Fiche du document numéro 2385

Num
2385
Date
Vendredi 15 juillet 1994
Amj
Auteur
Fichier
Taille
113986
Pages
2
Urlorg
Titre
Une nouvelle catastrophe se prépare
Sous titre
Les miliciens et l'armée rwandaise fuient devant l'avance des forces du Front patriotique, dans le nord-ouest du pays entraînant avec eux des centaines de milliers de personnes. Dans le Sud-Ouest sous contrôle français la situation humanitaire devient aussi tragique.
Cote
no 15526
Source
Type
Article de journal
Langue
FR
Citation
APRES la chute, mercredi soir, de Ruhengeri, leur dernière place forte
dans le nord-ouest du Rwanda, les résidus de l'armée gouvernementale
et des milices fuient vers Goma, la ville zaïroise située à la
frontière et servant de base arrière à l'expédition française.

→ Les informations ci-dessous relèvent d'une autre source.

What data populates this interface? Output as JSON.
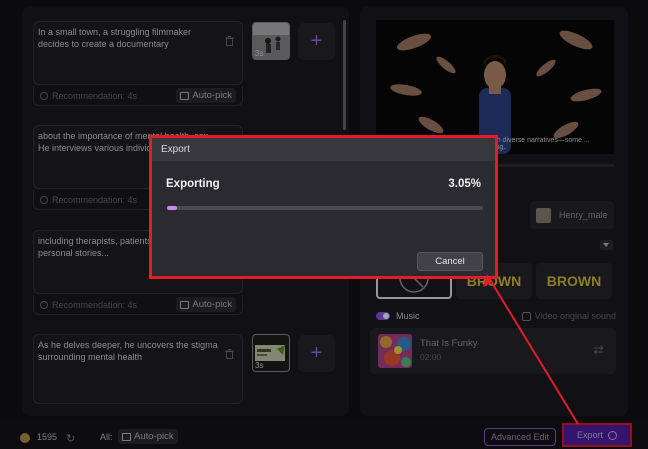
{
  "scenes": [
    {
      "text": "In a small town, a struggling filmmaker decides to create a documentary",
      "recommendation": "Recommendation: 4s",
      "autopick": "Auto-pick",
      "duration": "3s",
      "has_thumb": true
    },
    {
      "text": "about the importance of mental health, con... He interviews various individ...",
      "recommendation": "Recommendation: 4s",
      "autopick": "Auto-pick",
      "duration": "",
      "has_thumb": false
    },
    {
      "text": "including therapists, patients... sharing their personal stories...",
      "recommendation": "Recommendation: 4s",
      "autopick": "Auto-pick",
      "duration": "",
      "has_thumb": false
    },
    {
      "text": "As he delves deeper, he uncovers the stigma surrounding mental health",
      "recommendation": "",
      "autopick": "",
      "duration": "3s",
      "has_thumb": true
    }
  ],
  "preview": {
    "caption": "The filmmaker journeys through diverse narratives—some ... aking."
  },
  "voice": {
    "name": "Henry_male"
  },
  "styles": [
    {
      "label": ""
    },
    {
      "label": "BROWN"
    },
    {
      "label": "BROWN"
    }
  ],
  "music": {
    "label": "Music",
    "original_label": "Video original sound",
    "track_title": "That Is Funky",
    "track_time": "02:00"
  },
  "bottom": {
    "credits": "1595",
    "all_label": "All:",
    "autopick": "Auto-pick",
    "advanced_edit": "Advanced Edit",
    "export": "Export"
  },
  "dialog": {
    "title": "Export",
    "status": "Exporting",
    "percent_text": "3.05%",
    "progress": 0.0305,
    "cancel": "Cancel"
  },
  "colors": {
    "accent": "#8d57e8",
    "highlight": "#e11d2a",
    "progress": "#c58cf5"
  }
}
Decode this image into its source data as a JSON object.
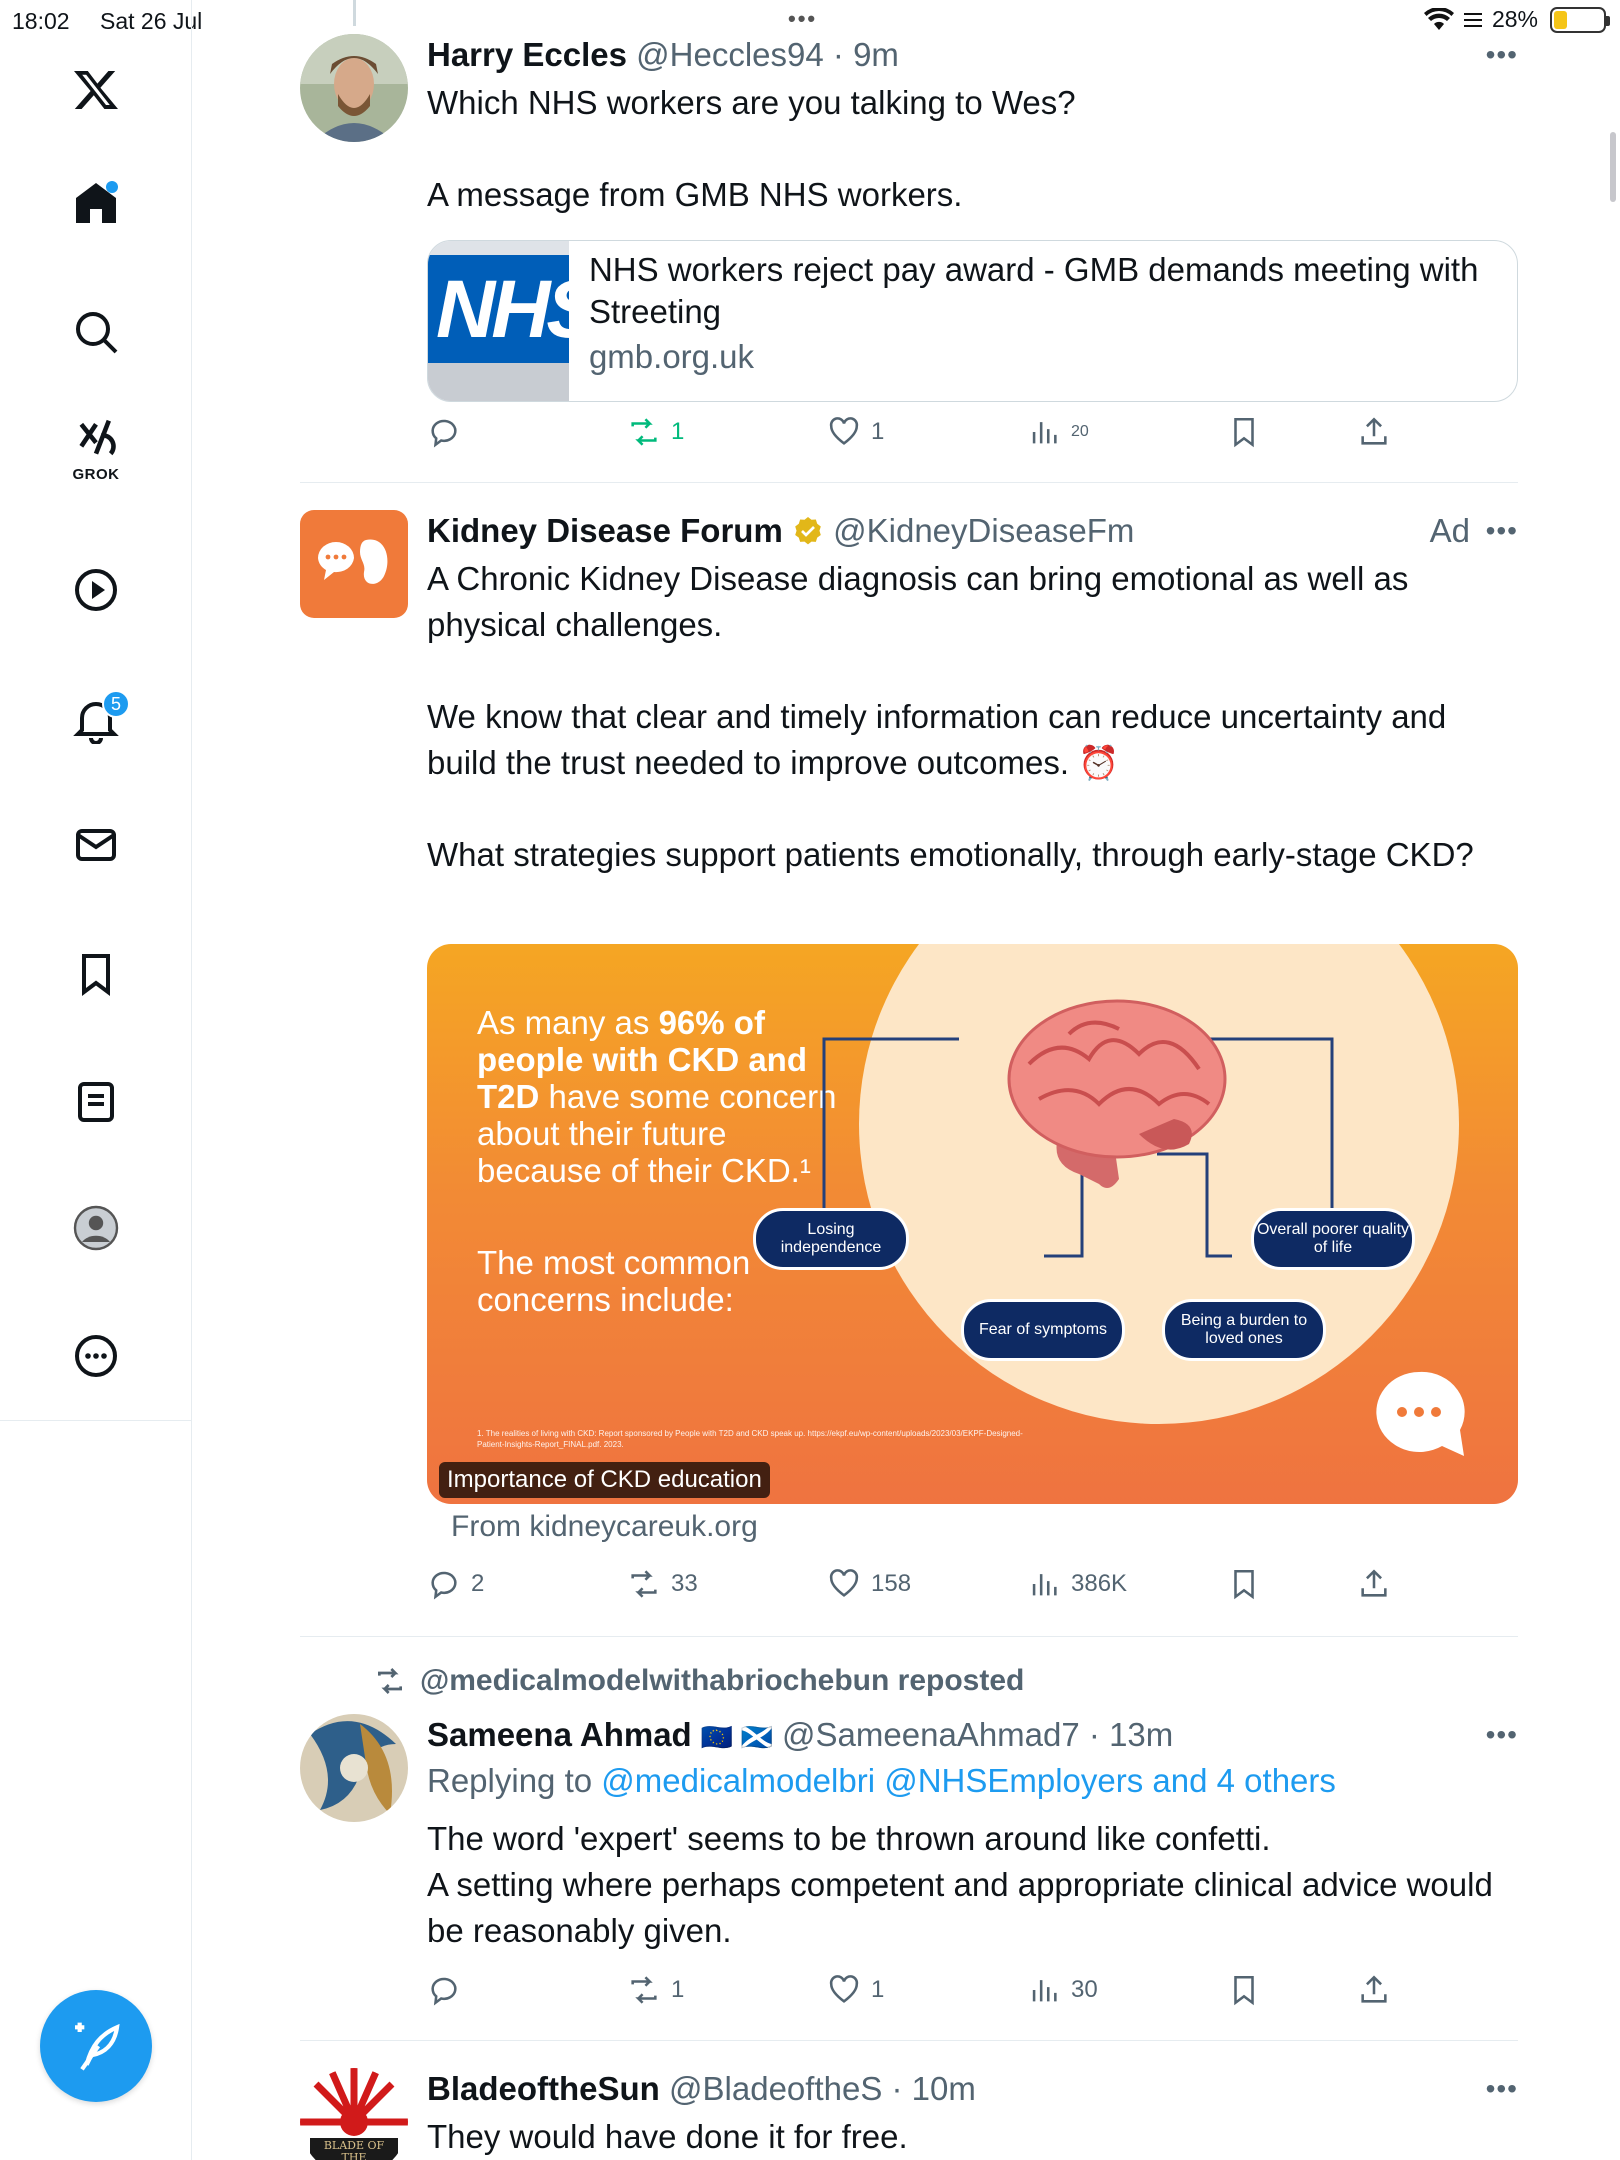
{
  "status_bar": {
    "time": "18:02",
    "date": "Sat 26 Jul",
    "battery_percent": "28%",
    "battery_level": 0.28
  },
  "sidebar": {
    "grok_label": "GROK",
    "notifications_count": "5",
    "home_unread": true
  },
  "accent_color": "#1d9bf0",
  "tweets": [
    {
      "name": "Harry Eccles",
      "handle": "@Heccles94",
      "time": "9m",
      "text": "Which NHS workers are you talking to Wes?\n\nA message from GMB NHS workers.",
      "card": {
        "image_text": "NHS",
        "title": "NHS workers reject pay award - GMB demands meeting with Streeting",
        "domain": "gmb.org.uk"
      },
      "actions": {
        "replies": "",
        "reposts": "1",
        "likes": "1",
        "views": "20"
      }
    },
    {
      "name": "Kidney Disease Forum",
      "handle": "@KidneyDiseaseFm",
      "ad_label": "Ad",
      "text": "A Chronic Kidney Disease diagnosis can bring emotional as well as physical challenges.\n\nWe know that clear and timely information can reduce uncertainty and build the trust needed to improve outcomes. ⏰\n\nWhat strategies support patients emotionally, through early-stage CKD?",
      "media": {
        "headline_pre": "As many as ",
        "headline_bold": "96% of people with CKD and T2D",
        "headline_post": " have some concern about their future because of their CKD.¹",
        "sub": "The most common concerns include:",
        "concerns": [
          "Losing independence",
          "Overall poorer quality of life",
          "Fear of symptoms",
          "Being a burden to loved ones"
        ],
        "footnote": "1.  The realities of living with CKD: Report sponsored by People with T2D and CKD speak up. https://ekpf.eu/wp-content/uploads/2023/03/EKPF-Designed-Patient-Insights-Report_FINAL.pdf. 2023.",
        "alt_label": "Importance of CKD education"
      },
      "from": "From kidneycareuk.org",
      "actions": {
        "replies": "2",
        "reposts": "33",
        "likes": "158",
        "views": "386K"
      }
    },
    {
      "repost_label": "@medicalmodelwithabriochebun reposted",
      "name": "Sameena Ahmad",
      "flags": "🇪🇺 🏴󠁧󠁢󠁳󠁣󠁴󠁿",
      "handle": "@SameenaAhmad7",
      "time": "13m",
      "replying_prefix": "Replying to ",
      "replying_to": "@medicalmodelbri @NHSEmployers and 4 others",
      "text": "The word 'expert' seems to be thrown around like confetti.\nA setting where perhaps competent and appropriate clinical advice would be reasonably given.",
      "actions": {
        "replies": "",
        "reposts": "1",
        "likes": "1",
        "views": "30"
      }
    },
    {
      "name": "BladeoftheSun",
      "handle": "@BladeoftheS",
      "time": "10m",
      "text": "They would have done it for free.",
      "avatar_text": "BLADE OF THE"
    }
  ]
}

Les fuyards entraînent avec eux des centaines de milliers de civils
rwandais, parmi lesquels nombre de ceux qui ont été frappés par la
folie meurtrière des massacres de la communauté tutsie et des
opposants au régime défunt. La propagande des massacreurs qui avaient
poussé ces personnes au meurtre les a lancées sur les routes en leur
faisant croire qu'à leur tour elles allaient être massacrées par les
combattants du FPR.

En vingt-quatre heures, près de deux cent mille personnes ont franchi,
dans un désordre effroyable, la frontière zaïroise. De l'autre côté, à
Goma, une ville de 150.000 habitants, les réfugiés sont à leur tour
victimes, tout à la fois, des milices du maréchal-président Mobutu, de
sa « garde civile » et de ses gendarmes. Ces hommes de main de la
dictature zaïroise, laissent passer ces camions transportant des
militaires et des miliciens rwandais armés. En revanche ils pillent
systématiquement les maigres biens des réfugiés. Ceux-ci, n'ayant plus
aucune réserve de vivres, se répandent dans les champs et les jardin
des habitants de Goma pour y trouver de la nourriture, provoquant, en
retour, la colère de la population zaïroise.

« On risque d'assister à un désastre auquel on ne pourra faire face
que difficilement », a déclaré jeudi Tony Burgener, l'un des
porte-parole du Comité international de la Croix-Rouge (CICR). Le
Haut-Commissariat aux réfugiés de l'ONU (HCR) de son côté, tente
d'ouvrir des camps mais affirme que « la situation pourra très vite
tourner au cauchemar ». Cet exode pourrait, selon les derniers bilans,
dépasser celui qui avait conduit 250.000 réfugiés en Tanzanie.

Dans le sud-ouest du pays, la région sous contrôle du corps
expéditionnaire français devient aussi un cauchemar pour les 500.000
Rwandais qui s'y sont réfugiés. « Où que l'on regarde, il y a des
gens, des gens. La situation se résume en quelques mots : un désastre
humain et écologique potentiel dans quelques semaines », a déclaré le
directeur du Programme alimentaire mondial au Burundi, Gemmo Lodesani,
de retour d'une tournée dans les régions rwandaises de Gikongoro et
Cyangugu.

Dans un communiqué du ministère des Affaires étrangères français,
Paris a demandé jeudi aux chefs d'Etat des pays voisins du Rwanda -
Zaïre, Ouganda, Tanzanie, Burundi et Kenya - d'organiser « sans délai
un sommet destiné à trouver les conditions d'un règlement politique
tant il apparaît évident qu'aucune solution militaire ne permettra une
réconciliation durable au Rwanda ». Dans le même temps, le
gouvernement français a demandé une région d'urgence du Conseil de
sécurité « pour mobiliser l'aide humanitaire indispensable et
accélérer la mise en place d'un cessez-le-feu ».

Les autorités françaises, qui ont largement contribué à cette nouvelle
catastrophe annoncée en intervenant d'une manière intempestive -
l'arrivée du corps expéditionnaire français ayant provoqué un
formidable exode de rwandais vers la zone dite de sécurité - tentent
ainsi une fois de plus de dégager leurs responsabilités. Dans le même
temps elles poursuivent leur tentatives d'imposer une solution dont
l'objectif est d'empêcher, par les moyens les plus détestables, les
forces démocratiques rwandaises de reprendre en main, pacifiquement,
les destinées du pays pour le reconstruire, comme l'a déclaré le
premier ministre désigné par les accords d'Arusha, Faustin
Twagiramungu, à son arrivée hier à Kigali.